In accordance with one form of the invention, rates of addition of fixing
agent based on the fabric weight are about 0.0005 to 0.5% fixing
agent/minute. In another form of the invention as in commercial processes
employing a number of repetitive machine cycles, e.g., turnovers of the
rope in a jet or beck dyer or circulation of the bath in a beam dyer, it
is preferable to adjust the rate of fixing agent addition so that an
amount of fixing agent between about 0.04% and about 7% of the total
fixing agent is added in a machine cycle to achieve, on the average,
essentially uniform fixing agent transport and a visually level
after-treating in accordance with the invention. Most preferably, an
amount of fixing agent between about 0.5% and about 3% is added during a
machine cycle. Using laboratory jet and beck dyeing equipment, percentages
of total fixing agent per cycle are typically lower since laboratory
equipment usually has a high turnover rate which would not be practical
for use in large commercial dyeing equipment although excellent results
are obtained.
In the preferred form of the invention, it is usually only necessary to
carefully control the process during the rapid uptake phase and, at most
other times during the process, temperature and other bath conditions need
not be as carefully controlled. For example, elevating the bath to the
desired temperature can be done quickly and pH (or acidity in
substantially nonaqueous mediums) adjustment prior to fixing agent
addition can be done expeditiously and without the degree of care required
in the conventional process for after-treating nylon.

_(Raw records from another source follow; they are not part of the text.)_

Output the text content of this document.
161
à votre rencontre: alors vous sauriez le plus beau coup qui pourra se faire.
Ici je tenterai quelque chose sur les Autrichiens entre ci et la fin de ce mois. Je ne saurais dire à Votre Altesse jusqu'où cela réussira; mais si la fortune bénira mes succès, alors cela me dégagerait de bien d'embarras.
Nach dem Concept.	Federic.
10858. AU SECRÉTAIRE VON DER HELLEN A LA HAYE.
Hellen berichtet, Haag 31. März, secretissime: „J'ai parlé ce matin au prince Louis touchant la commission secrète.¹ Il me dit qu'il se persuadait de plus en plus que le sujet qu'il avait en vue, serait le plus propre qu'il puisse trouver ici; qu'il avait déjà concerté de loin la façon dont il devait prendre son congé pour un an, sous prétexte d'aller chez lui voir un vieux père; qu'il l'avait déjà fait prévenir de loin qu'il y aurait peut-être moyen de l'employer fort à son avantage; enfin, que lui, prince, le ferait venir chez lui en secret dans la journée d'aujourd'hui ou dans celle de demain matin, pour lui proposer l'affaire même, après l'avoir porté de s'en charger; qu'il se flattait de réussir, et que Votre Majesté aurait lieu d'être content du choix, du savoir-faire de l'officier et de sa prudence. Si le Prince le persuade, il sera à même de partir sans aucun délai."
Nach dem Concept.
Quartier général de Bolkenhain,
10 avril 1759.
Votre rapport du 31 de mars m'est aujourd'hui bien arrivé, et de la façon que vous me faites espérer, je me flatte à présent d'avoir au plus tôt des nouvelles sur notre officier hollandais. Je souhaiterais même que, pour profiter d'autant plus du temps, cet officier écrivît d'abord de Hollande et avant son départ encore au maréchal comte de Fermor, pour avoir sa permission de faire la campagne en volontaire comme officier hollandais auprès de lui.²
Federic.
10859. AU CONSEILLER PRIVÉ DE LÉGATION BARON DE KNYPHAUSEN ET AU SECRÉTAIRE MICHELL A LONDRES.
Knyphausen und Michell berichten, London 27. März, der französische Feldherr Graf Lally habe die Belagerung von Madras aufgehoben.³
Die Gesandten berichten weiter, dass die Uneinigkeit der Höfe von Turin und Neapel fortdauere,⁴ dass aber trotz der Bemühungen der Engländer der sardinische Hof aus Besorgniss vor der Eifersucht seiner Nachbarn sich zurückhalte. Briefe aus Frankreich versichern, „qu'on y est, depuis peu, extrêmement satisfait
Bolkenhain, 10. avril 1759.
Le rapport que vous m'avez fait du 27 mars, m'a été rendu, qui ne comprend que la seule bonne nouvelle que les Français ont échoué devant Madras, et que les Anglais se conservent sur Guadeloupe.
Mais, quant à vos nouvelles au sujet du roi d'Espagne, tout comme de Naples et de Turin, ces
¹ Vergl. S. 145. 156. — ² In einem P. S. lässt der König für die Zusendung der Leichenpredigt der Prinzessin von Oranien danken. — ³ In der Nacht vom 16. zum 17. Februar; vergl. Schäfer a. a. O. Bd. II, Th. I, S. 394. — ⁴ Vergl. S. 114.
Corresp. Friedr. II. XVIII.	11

After the after-treating is complete, the after-treating bath is cooled if
necessary, typically to below about 140.degree. F. (60.degree. C.) for
aqueous mediums and dropped. For nonaqueous mediums, the bath is cooled if
necessary and transferred typically to another vessel for recovery. The
article can be rinsed, dried and subsequently used in a conventional
manner.
FIG. 1 shows a cross-sectional photomicrograph at 200.times. of a preferred
after-treated fabric in accordance with the invention which has been
treated with a cationic optical whitener. From FIG. 1, it is seen that the
yarn filaments adjacent to the outside surfaces of the 66 nylon continuous
filament yarns contain more fixing agent than filaments in the interior of
the yarn. In the yarn shown in FIG. 1, the fixing agent is concentrated
sufficiently in the outer filaments that some of the interior filaments
appear to have little or no fixing agent as evidenced by the penetration
of the optical whitener. In addition, fixing agent distribution in the
filaments is asymmetric, i.e., more fixing agent being present on one side
or the other. It will be understood that in continuous filament yarns, the
same filaments may exhibit different after-treating effects along the
length of the yarn since the filaments may be in different positions in
the yarn bundle.
FIG. 2 is a cross-sectional photomicrograph at the same magnification of a
fabric dyed conventionally in the same apparatus. It is apparent that the
fixing agent is distributed more evenly throughout the yarn bundle with
little difference between surface and interior filaments.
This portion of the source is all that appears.